The EU AI Act establishes a comprehensive set of compliance measures for AI systems deemed high-risk, covering various stages from design and implementation to post-market introduction. These regulations encompass:

  1. Implementation of a Risk Management System
  2. Requirements for Data Handling and Governance
  3. Preparation and maintenance of Detailed Technical Documentation
  4. Obligations for Record-Keeping
  5. Ensuring Transparency and clear Information Dissemination to users
  6. Guaranteeing Human Oversight
  7. Upholding Standards for Accuracy, Robustness, and Cybersecurity
  8. Establishment of a Quality Management System
  9. Conducting a Fundamental Rights Impact Assessment

While AI systems identified as having limited risk are not subjected to the same stringent compliance checks, such as conformity assessments or product safety reviews, they are still evaluated based on similar criteria to ensure they meet the necessary transparency and safety standards.

These regulatory requirements are integral to ensuring that high-risk AI systems operate safely, ethically, and transparently, aligning with the broader objectives of the EU AI Act to safeguard user rights and public safety. For a deeper understanding of these compliance requirements, it’s advisable to consult the official text of the EU AI Act or related legal resources.

Frequently Asked Questions

The implementation timeline of the EU AI Act, while not set to a specific date, is expected to be fully operational by 2026. This timeline reflects the need for a gradual but comprehensive adoption process, giving businesses and organizations sufficient time to understand and adapt to the new regulations. 

It’s important to note that the period leading up to 2026 will likely see a phased implementation, with certain aspects of the Act coming into force at different stages. Businesses, especially those in high-risk sectors, should start assessing their AI systems and processes now to ensure a smooth transition to compliance.

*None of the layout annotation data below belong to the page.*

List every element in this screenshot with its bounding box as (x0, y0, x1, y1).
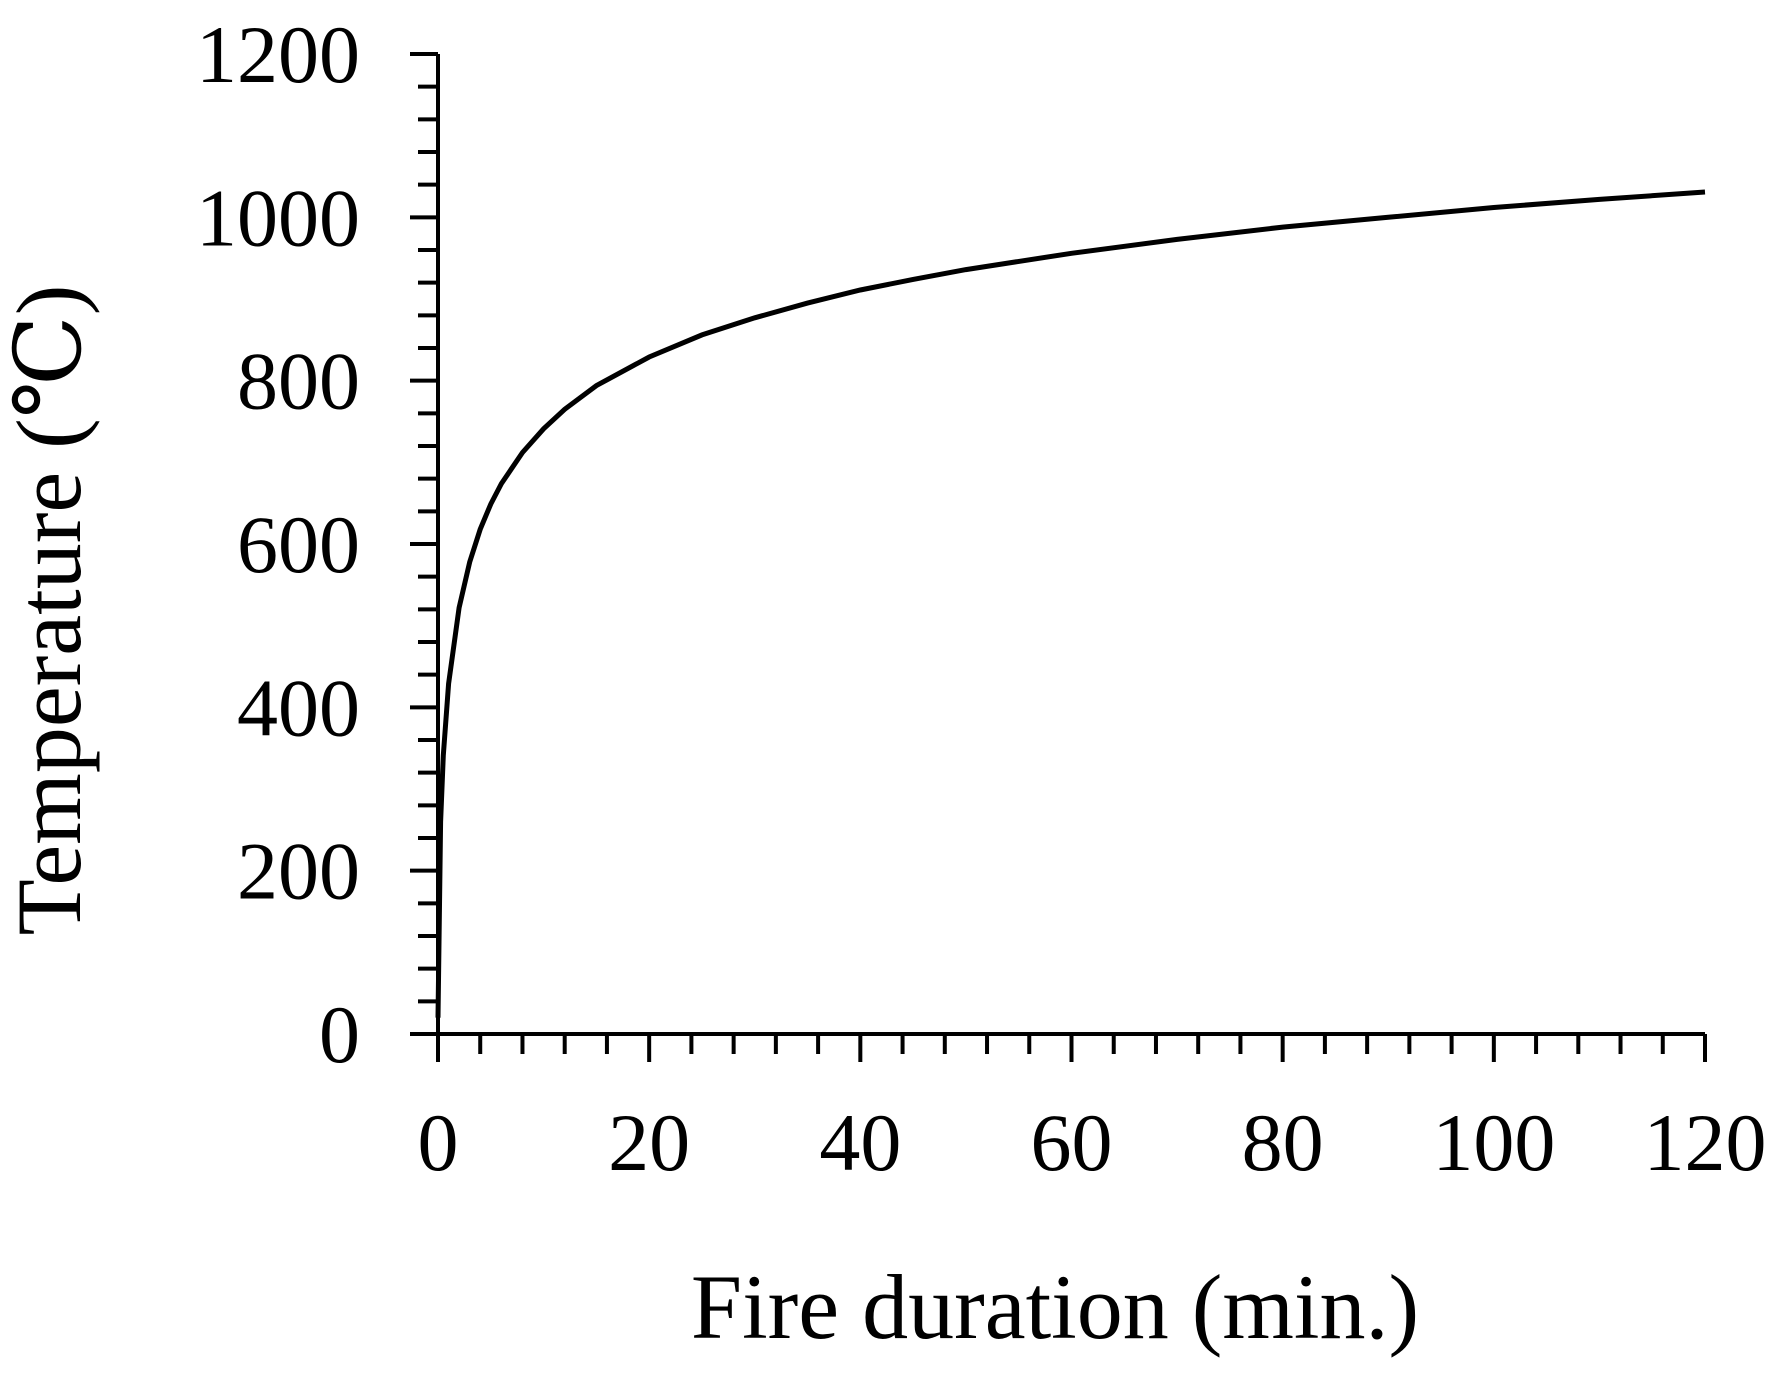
y-tick-label: 0 (319, 989, 360, 1080)
y-tick-label: 1200 (196, 9, 360, 100)
x-axis-title: Fire duration (min.) (691, 1256, 1419, 1358)
y-tick-label: 1000 (196, 172, 360, 263)
axis-tick-labels: 0 200 400 600 800 1000 1200 0 20 40 60 80 100 120 (196, 9, 1767, 1188)
y-tick-label: 200 (237, 826, 360, 917)
x-tick-label: 20 (608, 1097, 690, 1188)
y-tick-label: 400 (237, 662, 360, 753)
x-tick-label: 80 (1242, 1097, 1324, 1188)
x-tick-label: 0 (418, 1097, 459, 1188)
x-tick-label: 100 (1432, 1097, 1555, 1188)
x-tick-label: 60 (1031, 1097, 1113, 1188)
plot-area: 0 200 400 600 800 1000 1200 0 20 40 60 80 100 120 (196, 9, 1767, 1188)
axis-ticks (410, 52, 1707, 1062)
y-tick-label: 800 (237, 336, 360, 427)
y-tick-label: 600 (237, 499, 360, 590)
y-axis-title: Temperature (℃) (0, 285, 100, 936)
temperature-curve (435, 189, 1706, 1018)
x-tick-label: 120 (1644, 1097, 1767, 1188)
x-tick-label: 40 (819, 1097, 901, 1188)
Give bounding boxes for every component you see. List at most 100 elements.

Ongoing updates and guidance from EU regulatory bodies are expected to assist in this preparatory phase.

The EU AI Act’s regulations cast a wide net, encompassing all entities involved in providing AI services within the EU market. This includes not only AI developers and providers based within the EU, but also those situated outside the EU, provided their AI systems are used in the EU market.

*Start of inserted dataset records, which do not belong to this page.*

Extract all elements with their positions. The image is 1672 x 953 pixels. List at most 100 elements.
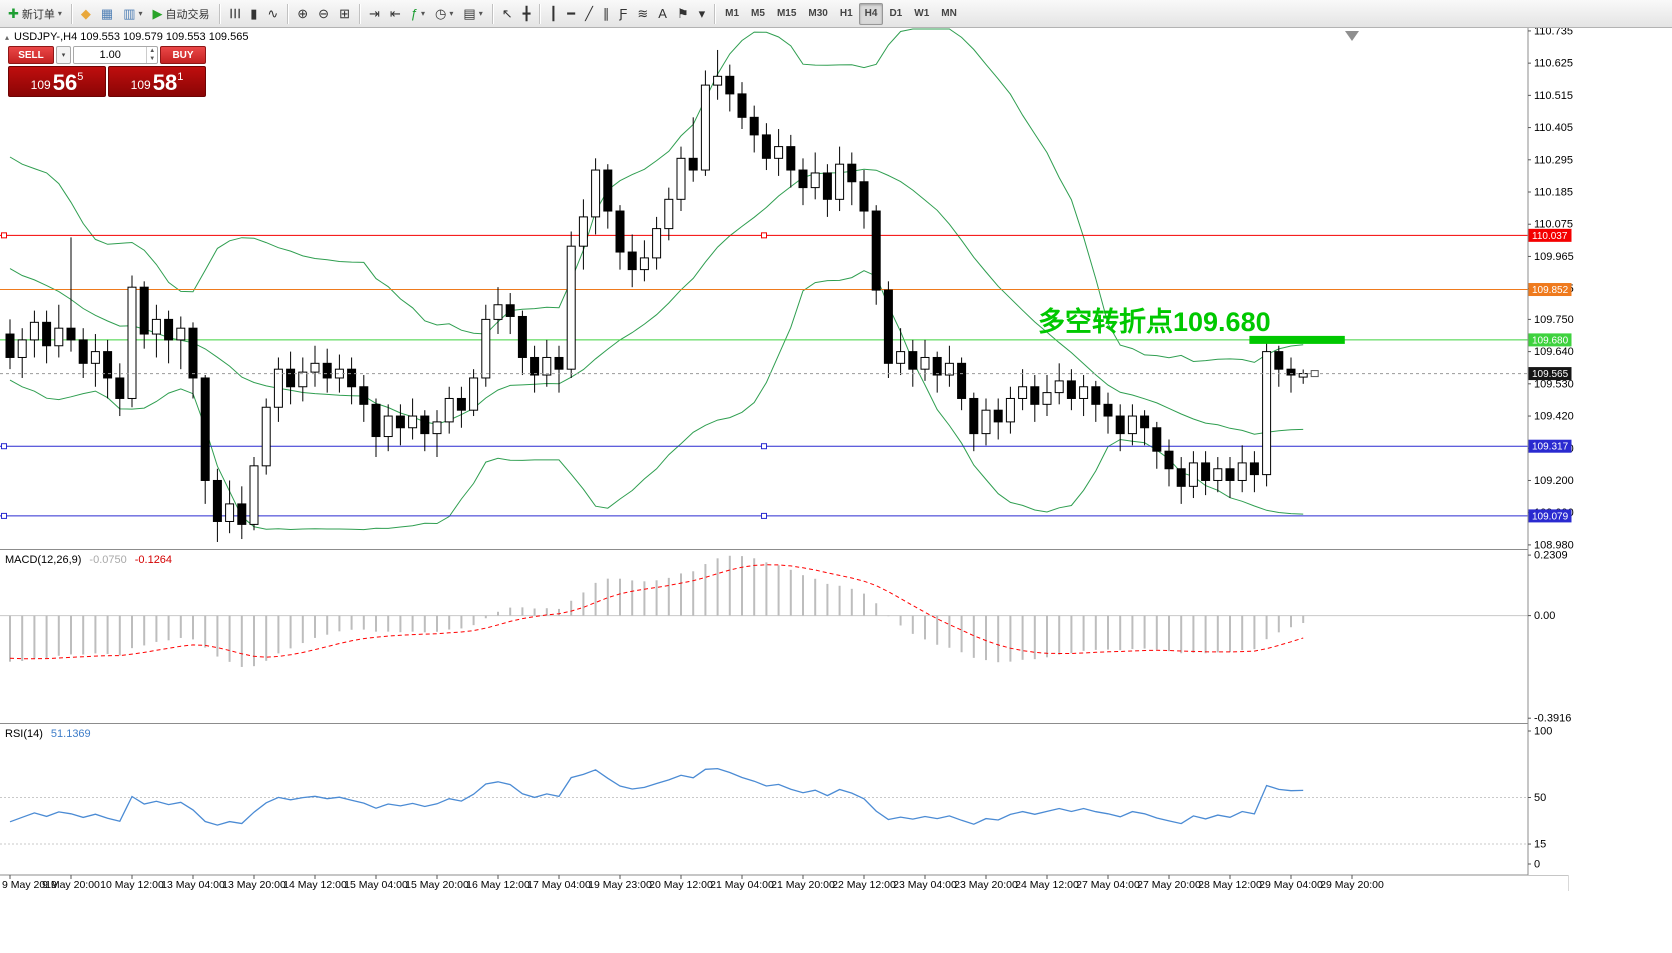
toolbar-separator — [218, 3, 220, 24]
vertical-line-button[interactable]: ┃ — [544, 3, 562, 25]
collapse-arrow-icon[interactable]: ▴ — [5, 32, 10, 42]
svg-text:109.420: 109.420 — [1534, 411, 1574, 423]
svg-text:20 May 12:00: 20 May 12:00 — [649, 879, 713, 891]
tile-windows-button[interactable]: ⊞ — [334, 3, 355, 25]
svg-text:16 May 12:00: 16 May 12:00 — [466, 879, 530, 891]
shapes-icon: ≋ — [637, 6, 649, 21]
cursor-tool-button[interactable]: ↖ — [497, 3, 518, 25]
tf-m30-button[interactable]: M30 — [802, 3, 833, 25]
sell-price-button[interactable]: 109 56 5 — [8, 66, 106, 97]
bar-chart-button[interactable]: ☰ — [224, 3, 246, 25]
templates-caret-icon[interactable]: ▾ — [478, 9, 483, 18]
indicators-button[interactable]: ƒ ▾ — [406, 3, 430, 25]
volume-input[interactable] — [74, 47, 147, 63]
trendline-icon: ╱ — [585, 6, 593, 21]
candlestick-chart-button[interactable]: ▮ — [245, 3, 262, 25]
trendline-button[interactable]: ╱ — [580, 3, 598, 25]
svg-text:29 May 04:00: 29 May 04:00 — [1259, 879, 1323, 891]
autotrading-icon: ▶ — [152, 6, 163, 21]
svg-text:110.735: 110.735 — [1534, 25, 1573, 37]
tf-w1-button[interactable]: W1 — [908, 3, 935, 25]
auto-scroll-button[interactable]: ⇥ — [364, 3, 385, 25]
symbol-ohlc-info: ▴ USDJPY-,H4 109.553 109.579 109.553 109… — [5, 31, 248, 43]
tf-d1-button[interactable]: D1 — [883, 3, 908, 25]
buy-price-button[interactable]: 109 58 1 — [108, 66, 206, 97]
tf-m5-button[interactable]: M5 — [745, 3, 771, 25]
label-icon: ⚑ — [676, 6, 689, 21]
profiles-icon: ▥ — [123, 6, 136, 21]
svg-text:28 May 12:00: 28 May 12:00 — [1198, 879, 1262, 891]
bar-chart-icon: ☰ — [226, 7, 242, 20]
arrows-button[interactable]: ▾ — [694, 3, 711, 25]
market-watch-button[interactable]: ◆ — [76, 3, 96, 25]
label-button[interactable]: ⚑ — [672, 3, 694, 25]
tf-mn-label: MN — [941, 8, 957, 19]
tf-h1-button[interactable]: H1 — [834, 3, 859, 25]
fibonacci-icon: Ƒ — [619, 6, 628, 21]
profiles-caret-icon[interactable]: ▾ — [138, 9, 143, 18]
channel-button[interactable]: ∥ — [598, 3, 615, 25]
price-axis[interactable]: 110.735 110.625 110.515 110.405 110.295 110.1… — [1527, 25, 1672, 875]
svg-text:14 May 12:00: 14 May 12:00 — [283, 879, 347, 891]
templates-button[interactable]: ▤ ▾ — [458, 3, 487, 25]
svg-text:22 May 12:00: 22 May 12:00 — [832, 879, 896, 891]
crosshair-tool-button[interactable]: ╋ — [518, 3, 536, 25]
zoom-in-button[interactable]: ⊕ — [292, 3, 313, 25]
toolbar-separator — [539, 3, 541, 24]
shapes-button[interactable]: ≋ — [632, 3, 653, 25]
svg-text:13 May 20:00: 13 May 20:00 — [222, 879, 286, 891]
tf-h4-label: H4 — [864, 8, 878, 19]
text-icon: A — [658, 6, 667, 21]
horizontal-line-button[interactable]: ━ — [562, 3, 580, 25]
fibonacci-button[interactable]: Ƒ — [614, 3, 632, 25]
chart-shift-marker-icon[interactable] — [1345, 31, 1359, 41]
templates-icon: ▤ — [463, 6, 476, 21]
tf-mn-button[interactable]: MN — [935, 3, 963, 25]
chart-shift-button[interactable]: ⇤ — [385, 3, 406, 25]
auto-scroll-icon: ⇥ — [368, 6, 380, 21]
svg-text:0: 0 — [1534, 859, 1540, 871]
indicators-caret-icon[interactable]: ▾ — [421, 9, 426, 18]
zoom-out-button[interactable]: ⊖ — [313, 3, 334, 25]
new-order-caret-icon[interactable]: ▾ — [57, 9, 62, 18]
macd-signal-value: -0.1264 — [134, 554, 173, 566]
volume-down-icon[interactable]: ▼ — [149, 56, 156, 62]
chart-window-button[interactable]: ▦ — [96, 3, 118, 25]
bid-prefix: 109 — [30, 78, 51, 92]
rsi-title: RSI(14) — [5, 728, 43, 740]
periods-button[interactable]: ◷ ▾ — [430, 3, 458, 25]
profiles-button[interactable]: ▥ ▾ — [118, 3, 147, 25]
svg-text:100: 100 — [1534, 726, 1552, 738]
rsi-value: 51.1369 — [50, 728, 91, 740]
text-button[interactable]: A — [653, 3, 672, 25]
order-options-caret-icon[interactable]: ▾ — [56, 46, 71, 64]
sell-button[interactable]: SELL — [8, 46, 54, 64]
ask-big-digits: 58 — [152, 70, 178, 95]
vertical-line-icon: ┃ — [549, 6, 558, 21]
periods-caret-icon[interactable]: ▾ — [449, 9, 454, 18]
new-order-button[interactable]: ✚ 新订单 ▾ — [3, 3, 67, 25]
pivot-annotation-text[interactable]: 多空转折点109.680 — [1038, 307, 1271, 337]
svg-text:109.965: 109.965 — [1534, 251, 1574, 263]
svg-text:17 May 04:00: 17 May 04:00 — [527, 879, 591, 891]
cursor-tool-icon: ↖ — [501, 6, 513, 21]
line-chart-button[interactable]: ∿ — [262, 3, 283, 25]
toolbar-separator — [70, 3, 72, 24]
tf-m1-label: M1 — [725, 8, 740, 19]
svg-text:27 May 20:00: 27 May 20:00 — [1137, 879, 1201, 891]
chart-shift-icon: ⇤ — [389, 6, 401, 21]
tf-h4-button[interactable]: H4 — [858, 2, 884, 25]
toolbar-separator — [491, 3, 493, 24]
tf-m1-button[interactable]: M1 — [719, 3, 745, 25]
autotrading-button[interactable]: ▶ 自动交易 — [148, 3, 215, 25]
tile-windows-icon: ⊞ — [339, 6, 350, 21]
chart-window-icon: ▦ — [100, 6, 114, 21]
pivot-highlight-bar[interactable] — [1249, 335, 1345, 344]
tf-m15-button[interactable]: M15 — [771, 3, 802, 25]
volume-up-icon[interactable]: ▲ — [149, 48, 156, 54]
tf-w1-label: W1 — [914, 8, 930, 19]
volume-field-wrap: ▲ ▼ — [73, 46, 158, 64]
buy-button[interactable]: BUY — [160, 46, 206, 64]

This global reach is significant as it implies that any business, regardless of its location, must comply with the Act if its AI services impact EU citizens or operations in EU countries. For multinational corporations, this means adherence to the Act’s standards even if their headquarters are outside the EU. Startups and smaller companies, particularly those aiming to enter the EU market, must also be mindful of these regulations and integrate compliance into their development and deployment strategies.

Entities found non-compliant with the EU AI Act regulations will face substantial financial penalties, reflecting the seriousness with which the EU regards AI governance. 

These fines are structured to be proportionate to the size and turnover of the entity, ensuring that penalties are significant but fair. For minor infringements, fines can be as low as €7.5 million or 1.5% of the annual turnover, which can still represent a significant financial burden for many companies.

In cases of more serious breaches, the fines can escalate to €35 million or up to 7% of the global annual turnover, underscoring the potential financial risks of non-compliance. Beyond financial penalties, non-compliance could also lead to reputational damage, loss of consumer trust, and potential legal challenges. It’s crucial for entities to understand the full scope of these consequences and establish robust compliance mechanisms.

For a more detailed understanding of the AI Act and its implications, refer to the EU Commission’s comprehensive Q&A: EU Commission Q&A.

The EU AI Act is a significant step towards regulating AI in a manner that balances innovation with ethical considerations. Its impact extends beyond Europe, setting a global precedent for how AI can be governed responsibly. As this field continues to evolve, it is crucial to keep the dialogue open and engage various stakeholders in shaping the future of AI governance.